Pedro de Cordoba, che nel frattempo era partito, giunse in Spagna poco dopo che erano state promulgate le «Leggi di Burgos» (27.XII. 1512). Ricevuto dal re, ottenne che queste leggi fossero rivedute. Tuttavia, anche la nuova codificazione del 28 luglio 1513, a suo avviso, conteneva dei miglioramenti decisamente insufficienti. Un altro gruppo di domenicani partiva allora per le Americhe, ma andò incontro ad un tragico destino. Accolti favorevolmente da una tribù di indios sulle coste del Venezuela, assistettero impotenti ad uno sbarco di Spagnoli che rapirono il capo indio, la moglie e 17 parenti. Non riuscendo i frati a far tornare i rapiti, gli indios si vendicarono su di loro, massacrandoli tutti. Anche il tentativo di fra Pedro de Cordoba e Antonio de Montesinos di stabilire un convento sulla terra ferma fallì. Si salvarono solo fra Pedro e Antonio, in circostanze che gli storici ritennero come miracolose, e tornarono a Santo Domingo.
L’eroica lotta del Montesinos e del Cordoba spinse finalmente anche i francescani ad affiancare i domenicani. Mentre la decisa lotta di questi ultimi in difesa degli indios gettava il seme della conversione nel cuore di colui che sarà poi il protagonista assoluto di questa battaglia, Bartolomé de Las Casas. Vedendolo così entusiasta, Pedro de Cordoba gli confessava sconsolato che finché era in vita il re le cose difficilmente sarebbero cambiate. Cio nonostante in una lettera al re Pedro de Cordoba continuò a ribadire la sua convinzione che se fra loro (cioè gli Indios) entrassero predicatori soli, senza la forza e la violenza di questi sventurati cristiani, penso che fra loro si potrebbe fondare una Chiesa eccelsa quasi quanto la primitiva.[3]

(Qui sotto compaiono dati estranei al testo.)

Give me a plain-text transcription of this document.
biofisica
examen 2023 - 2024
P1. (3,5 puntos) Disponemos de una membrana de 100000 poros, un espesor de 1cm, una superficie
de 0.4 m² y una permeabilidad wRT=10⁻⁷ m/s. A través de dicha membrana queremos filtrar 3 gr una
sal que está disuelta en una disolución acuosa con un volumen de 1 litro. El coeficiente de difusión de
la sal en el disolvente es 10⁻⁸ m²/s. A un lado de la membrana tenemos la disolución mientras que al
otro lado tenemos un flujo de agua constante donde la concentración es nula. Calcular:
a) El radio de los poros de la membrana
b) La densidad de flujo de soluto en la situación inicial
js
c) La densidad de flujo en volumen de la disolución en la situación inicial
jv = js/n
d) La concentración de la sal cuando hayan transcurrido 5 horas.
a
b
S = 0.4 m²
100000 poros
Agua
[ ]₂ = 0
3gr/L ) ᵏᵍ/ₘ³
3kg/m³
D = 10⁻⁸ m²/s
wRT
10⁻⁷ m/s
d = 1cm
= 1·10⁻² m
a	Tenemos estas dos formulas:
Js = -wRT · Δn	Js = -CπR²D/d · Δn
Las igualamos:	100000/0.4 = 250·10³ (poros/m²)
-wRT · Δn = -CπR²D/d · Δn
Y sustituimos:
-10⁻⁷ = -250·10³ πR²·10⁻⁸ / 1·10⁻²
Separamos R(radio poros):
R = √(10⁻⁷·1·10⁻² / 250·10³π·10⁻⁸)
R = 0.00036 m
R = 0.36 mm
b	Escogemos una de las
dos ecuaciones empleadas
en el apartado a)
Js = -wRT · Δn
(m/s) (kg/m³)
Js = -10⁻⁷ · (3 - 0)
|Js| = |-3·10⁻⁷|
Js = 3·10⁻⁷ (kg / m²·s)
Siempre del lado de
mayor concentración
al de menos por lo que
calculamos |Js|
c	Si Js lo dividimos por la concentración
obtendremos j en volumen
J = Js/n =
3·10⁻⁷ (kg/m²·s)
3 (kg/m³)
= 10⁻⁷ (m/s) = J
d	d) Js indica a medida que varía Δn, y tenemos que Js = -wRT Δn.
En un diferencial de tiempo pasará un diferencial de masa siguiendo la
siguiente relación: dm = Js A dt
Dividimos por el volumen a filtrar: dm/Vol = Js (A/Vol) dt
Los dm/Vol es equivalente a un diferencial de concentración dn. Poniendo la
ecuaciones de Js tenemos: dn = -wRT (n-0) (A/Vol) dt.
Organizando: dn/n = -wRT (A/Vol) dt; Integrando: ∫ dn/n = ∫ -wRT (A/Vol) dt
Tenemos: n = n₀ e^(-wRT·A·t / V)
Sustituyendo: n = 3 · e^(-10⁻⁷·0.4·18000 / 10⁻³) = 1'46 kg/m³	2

Secondo il Las Casas, Pedro de Cordoba era un uomo di grande autorevolezza, uno che suscitava un senso di riverenza. Tutti coloro che lo vedevano, che gli parlavano o lo ascoltavano, capivano che Dio dimorava in lui, e che aveva tutti i caratteri della santità. Essi nutrivano per lui una grande stima e lo trattavano come un Santo e … certamente non sbagliavano [4].

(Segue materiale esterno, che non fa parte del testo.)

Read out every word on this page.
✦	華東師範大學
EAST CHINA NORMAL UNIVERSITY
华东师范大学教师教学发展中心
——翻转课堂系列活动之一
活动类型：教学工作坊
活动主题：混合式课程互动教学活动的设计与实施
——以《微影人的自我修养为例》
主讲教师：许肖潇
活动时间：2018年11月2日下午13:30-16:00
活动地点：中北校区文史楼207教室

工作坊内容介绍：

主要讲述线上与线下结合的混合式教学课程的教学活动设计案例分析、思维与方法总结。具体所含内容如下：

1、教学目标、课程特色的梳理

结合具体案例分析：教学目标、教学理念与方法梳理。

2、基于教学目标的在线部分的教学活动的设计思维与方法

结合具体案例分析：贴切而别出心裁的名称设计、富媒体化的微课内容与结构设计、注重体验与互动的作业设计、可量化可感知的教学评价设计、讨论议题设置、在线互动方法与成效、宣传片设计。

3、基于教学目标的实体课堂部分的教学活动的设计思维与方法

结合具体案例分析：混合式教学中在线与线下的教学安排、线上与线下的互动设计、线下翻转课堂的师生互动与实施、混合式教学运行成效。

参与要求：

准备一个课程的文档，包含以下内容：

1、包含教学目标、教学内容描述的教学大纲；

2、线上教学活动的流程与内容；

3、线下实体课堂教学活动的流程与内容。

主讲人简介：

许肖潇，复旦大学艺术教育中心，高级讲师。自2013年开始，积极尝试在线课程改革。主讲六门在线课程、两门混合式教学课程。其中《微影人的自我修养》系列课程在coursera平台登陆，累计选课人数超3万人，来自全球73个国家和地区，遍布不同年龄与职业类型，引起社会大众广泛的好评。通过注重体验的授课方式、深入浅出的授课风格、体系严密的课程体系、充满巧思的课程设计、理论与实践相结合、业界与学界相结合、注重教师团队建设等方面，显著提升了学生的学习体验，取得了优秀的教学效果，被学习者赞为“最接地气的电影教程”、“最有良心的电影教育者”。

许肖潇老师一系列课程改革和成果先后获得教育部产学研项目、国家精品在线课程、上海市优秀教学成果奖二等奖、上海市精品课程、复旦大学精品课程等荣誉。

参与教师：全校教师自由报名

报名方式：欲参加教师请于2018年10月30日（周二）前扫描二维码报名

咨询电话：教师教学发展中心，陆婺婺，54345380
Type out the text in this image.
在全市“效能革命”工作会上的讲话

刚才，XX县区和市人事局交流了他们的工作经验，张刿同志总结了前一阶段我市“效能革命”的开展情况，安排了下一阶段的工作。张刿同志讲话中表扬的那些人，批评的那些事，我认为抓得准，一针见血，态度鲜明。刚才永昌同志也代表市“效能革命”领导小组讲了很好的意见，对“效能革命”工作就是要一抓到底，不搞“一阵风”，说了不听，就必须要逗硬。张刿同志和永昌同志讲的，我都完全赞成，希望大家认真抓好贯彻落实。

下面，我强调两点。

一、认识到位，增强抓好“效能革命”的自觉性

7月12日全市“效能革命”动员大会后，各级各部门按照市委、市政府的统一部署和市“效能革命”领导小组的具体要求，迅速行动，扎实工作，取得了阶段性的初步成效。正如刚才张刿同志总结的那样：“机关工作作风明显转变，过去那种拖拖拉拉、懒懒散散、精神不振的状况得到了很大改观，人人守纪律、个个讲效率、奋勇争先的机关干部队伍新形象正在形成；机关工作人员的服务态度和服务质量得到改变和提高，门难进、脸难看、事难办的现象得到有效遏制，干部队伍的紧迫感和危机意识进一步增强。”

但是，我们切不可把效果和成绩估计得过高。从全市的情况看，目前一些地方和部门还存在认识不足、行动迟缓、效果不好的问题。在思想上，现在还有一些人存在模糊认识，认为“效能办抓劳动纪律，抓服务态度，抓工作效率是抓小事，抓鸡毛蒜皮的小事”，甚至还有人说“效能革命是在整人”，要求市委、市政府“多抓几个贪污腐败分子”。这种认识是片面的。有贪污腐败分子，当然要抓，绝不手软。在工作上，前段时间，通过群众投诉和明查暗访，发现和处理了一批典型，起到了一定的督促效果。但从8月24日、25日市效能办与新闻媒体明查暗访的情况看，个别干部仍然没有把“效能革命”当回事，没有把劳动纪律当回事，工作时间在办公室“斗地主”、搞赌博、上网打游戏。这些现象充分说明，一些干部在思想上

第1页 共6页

Più tardi Pedro de Cordoba volle mettere per iscritto i principi dottrinali che avrebbero dovuto servire come base dell’evangelizzazione degli indios. E’ la cosiddetta Dottrina cristiana ad istruzione degli Indios, che fu stampata alcuni anni dopo in Messico e fu poi tradotta in varie lingue[5].
Quando Pedro de Cordoba morì di tubercolosi a 38 anni il 4 maggio 1521, il Montesinos nella festa di Santa Caterina da Siena tenne il sermone d'addio che cominciava con queste parole: Quam bonum et quam iucundum habitare fratres in unum (salmo 133: 1) [6].
[1] Cfr. Batolomé de Las Casas, Historia de las Indias, III, c. 4; II, 176. Cito da Gustavo Gutierrez, Alla ricerca dei poveri di Gesù Cristo. Il pensiero di bartolomé de Las Casas, BTC 80, Brescia 1995, pp. 43-44.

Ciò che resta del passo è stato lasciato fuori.